Sebagai langkah konkret, KAI Divre II Sumbar menggelar Pemeriksaan Detail Serentak Safety Critical Personnel (SCP) Prasarana. Kegiatan ini melibatkan jajaran manajemen dan petugas teknis untuk memeriksa secara menyeluruh kondisi infrastruktur jalur rel.
Manager Operasi Fasilitas Angkutan dan Pengendalian Perjalanan KA, Acep S. Manan, menegaskan bahwa pemeriksaan tersebut bukan sekadar rutinitas, melainkan bagian dari standar wajib keselamatan operasional.
“kegiatan ini merupakan komitmen bersama untuk memastikan seluruh aspek operasional berjalan sesuai standar keselamatan dan pelayanan yang telah ditetapkan,” ujar Acep saat memimpin briefing di Ruang Buya Hamka, Padang, Rabu, 13 Mei 2026.
Dalam pemeriksaan tersebut, tim teknis melakukan inspeksi menyeluruh terhadap kondisi rel, termasuk mendeteksi potensi rel retak, patah, maupun gompel. Pemeriksaan juga mencakup ketahanan bantalan, sistem penambat, serta sambungan rel.

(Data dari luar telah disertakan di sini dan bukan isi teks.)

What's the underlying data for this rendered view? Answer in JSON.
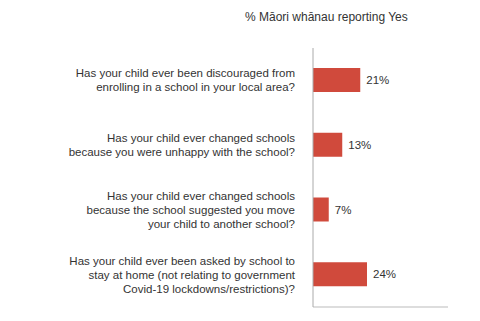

Selain itu, petugas memeriksa geometri jalur guna memastikan profil ballast atau batu koral tetap stabil, sekaligus memastikan ruang bebas dan ruang manfaat jalur terbebas dari gangguan tanaman liar.
Pemeriksaan turut difokuskan pada aspek konstruksi bangunan untuk menguji stabilitas jembatan dan terowongan, termasuk memantau kemungkinan lendutan pada konstruksi tersebut.
Tak hanya itu, tim juga melakukan uji fungsi terhadap seluruh perangkat persinyalan guna memastikan koordinasi perjalanan kereta api tetap berjalan optimal.
Kepala Humas KAI Divre II Sumbar, Reza Shahab, mengatakan kondisi geografis Sumatera Barat yang didominasi wilayah berbukit menuntut kewaspadaan ekstra, terutama pada petak jalur yang memiliki riwayat pergerakan tanah.
“Petugas prasarana melakukan pemetaan prioritas dan inspeksi jalan kaki secara berkala. Kami ingin memastikan jalur tetap aman dilalui meski cuaca sedang tidak menentu,” kata Reza.
Selain memperkuat pengawasan internal, KAI juga meminta dukungan masyarakat yang tinggal di sekitar jalur kereta api. Warga diimbau untuk tidak melakukan aktivitas berbahaya di area rel serta segera melaporkan apabila menemukan kondisi mencurigakan atau potensi gangguan pada jalur kereta api.
“Sinergi antara petugas dan masyarakat menjadi kunci. Kami bersiaga penuh agar perjalanan kereta api di wilayah Sumbar tetap aman, andal, dan selamat sampai tujuan,” tutup Reza.